The name positive right is given to the laws particular to each nation, abstracting from the good and evil they produce; it is the science of the jurisconsults.
The word right is often confused with the words faculty, power, authority: these words are far, however, from having the same meaning. Taking the word right in the sense it naturally has, nothing that is right can be baneful to men, considered from a general point of view; but one cannot equally say that no act of power or authority can be malevolent. A father has the faculty or the power to have his children raised as he judges suitable; if he has them badly raised, he abuses his power, but he does not use a right.

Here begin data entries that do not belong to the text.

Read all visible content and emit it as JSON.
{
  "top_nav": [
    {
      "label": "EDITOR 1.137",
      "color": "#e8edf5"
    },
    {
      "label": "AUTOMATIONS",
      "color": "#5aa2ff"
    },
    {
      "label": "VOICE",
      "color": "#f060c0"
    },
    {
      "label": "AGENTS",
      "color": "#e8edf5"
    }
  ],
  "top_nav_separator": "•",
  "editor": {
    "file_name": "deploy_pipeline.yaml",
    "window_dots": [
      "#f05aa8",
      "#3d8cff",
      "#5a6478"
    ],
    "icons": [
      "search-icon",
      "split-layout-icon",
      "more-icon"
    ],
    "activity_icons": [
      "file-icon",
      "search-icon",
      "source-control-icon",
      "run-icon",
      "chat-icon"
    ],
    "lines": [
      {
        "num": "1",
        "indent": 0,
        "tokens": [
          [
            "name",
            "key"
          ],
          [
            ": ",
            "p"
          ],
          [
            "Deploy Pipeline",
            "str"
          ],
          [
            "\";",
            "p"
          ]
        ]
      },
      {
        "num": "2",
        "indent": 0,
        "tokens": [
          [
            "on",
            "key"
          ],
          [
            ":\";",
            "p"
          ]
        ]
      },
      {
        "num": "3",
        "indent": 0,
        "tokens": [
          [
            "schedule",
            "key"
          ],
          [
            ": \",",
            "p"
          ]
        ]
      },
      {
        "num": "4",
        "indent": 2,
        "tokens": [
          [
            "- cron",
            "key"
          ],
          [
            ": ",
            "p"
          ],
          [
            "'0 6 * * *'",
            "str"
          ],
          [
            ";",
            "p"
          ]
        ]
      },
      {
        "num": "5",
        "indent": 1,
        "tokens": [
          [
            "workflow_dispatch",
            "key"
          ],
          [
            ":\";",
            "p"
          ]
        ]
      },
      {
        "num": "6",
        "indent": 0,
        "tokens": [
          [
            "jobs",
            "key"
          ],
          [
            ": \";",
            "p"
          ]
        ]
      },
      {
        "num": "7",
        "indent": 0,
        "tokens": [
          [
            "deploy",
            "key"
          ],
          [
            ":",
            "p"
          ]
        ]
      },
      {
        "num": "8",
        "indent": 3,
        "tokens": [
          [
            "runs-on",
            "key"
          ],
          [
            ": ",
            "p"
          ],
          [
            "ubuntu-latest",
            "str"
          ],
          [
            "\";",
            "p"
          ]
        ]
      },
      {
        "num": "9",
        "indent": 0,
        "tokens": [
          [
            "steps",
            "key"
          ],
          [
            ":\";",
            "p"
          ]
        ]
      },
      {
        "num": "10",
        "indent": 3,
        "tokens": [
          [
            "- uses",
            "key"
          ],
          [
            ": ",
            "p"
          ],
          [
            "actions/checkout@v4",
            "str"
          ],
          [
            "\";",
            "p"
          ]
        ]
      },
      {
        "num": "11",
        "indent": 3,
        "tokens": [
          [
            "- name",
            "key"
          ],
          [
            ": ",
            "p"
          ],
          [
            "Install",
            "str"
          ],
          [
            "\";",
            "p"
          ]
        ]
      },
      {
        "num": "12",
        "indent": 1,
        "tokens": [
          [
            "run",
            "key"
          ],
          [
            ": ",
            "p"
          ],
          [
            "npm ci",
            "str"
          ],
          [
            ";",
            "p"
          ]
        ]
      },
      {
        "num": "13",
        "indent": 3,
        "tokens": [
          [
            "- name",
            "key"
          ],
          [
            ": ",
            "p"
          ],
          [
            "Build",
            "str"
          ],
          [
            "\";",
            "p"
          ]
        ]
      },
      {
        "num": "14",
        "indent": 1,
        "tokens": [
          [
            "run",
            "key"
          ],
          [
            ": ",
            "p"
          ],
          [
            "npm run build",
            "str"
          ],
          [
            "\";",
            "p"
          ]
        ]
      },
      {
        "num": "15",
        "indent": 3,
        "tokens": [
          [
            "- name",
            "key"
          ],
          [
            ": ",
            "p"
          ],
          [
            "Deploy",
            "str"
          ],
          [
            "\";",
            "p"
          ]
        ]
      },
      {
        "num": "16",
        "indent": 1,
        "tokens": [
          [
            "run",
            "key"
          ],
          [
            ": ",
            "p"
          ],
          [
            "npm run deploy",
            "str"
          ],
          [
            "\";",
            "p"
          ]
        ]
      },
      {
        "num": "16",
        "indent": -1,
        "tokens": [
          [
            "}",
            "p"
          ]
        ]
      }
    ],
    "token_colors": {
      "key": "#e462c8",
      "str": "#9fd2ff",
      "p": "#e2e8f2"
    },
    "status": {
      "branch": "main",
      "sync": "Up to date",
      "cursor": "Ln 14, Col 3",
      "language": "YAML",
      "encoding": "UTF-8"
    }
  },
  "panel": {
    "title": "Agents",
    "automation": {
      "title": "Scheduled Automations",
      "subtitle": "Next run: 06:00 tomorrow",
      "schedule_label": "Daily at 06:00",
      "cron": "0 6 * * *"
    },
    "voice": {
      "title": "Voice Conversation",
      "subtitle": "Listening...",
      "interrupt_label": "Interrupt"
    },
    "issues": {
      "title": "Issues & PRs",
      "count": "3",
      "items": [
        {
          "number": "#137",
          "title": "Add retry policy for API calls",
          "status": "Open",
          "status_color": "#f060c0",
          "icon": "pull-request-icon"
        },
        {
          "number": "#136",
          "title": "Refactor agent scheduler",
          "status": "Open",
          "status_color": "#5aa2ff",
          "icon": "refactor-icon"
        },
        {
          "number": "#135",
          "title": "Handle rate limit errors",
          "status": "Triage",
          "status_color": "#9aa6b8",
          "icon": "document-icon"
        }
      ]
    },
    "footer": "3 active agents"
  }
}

A magistrate on his bench has the power or the faculty to pronounce a judgment against his conscience; but if, after having rigorously observed the external forms prescribed to him, he sends an innocent man to the scaffold, no one will dare to say that he has made use of his rights. Authority and power suppose, in those who are invested with them, duties to fulfill: a right, in one individual, places in others the duty or the obligation [28].
Giving to the words natural laws the meaning we have attached to them, what is the most natural state for man? It is evidently that in which he prospers best, that in which all his moral, intellectual, and physical faculties develop with the most freedom. The state that is most against his nature is that in which he suffers most, that which presents to the perfection and growth of his species the most numerous and strongest obstacles.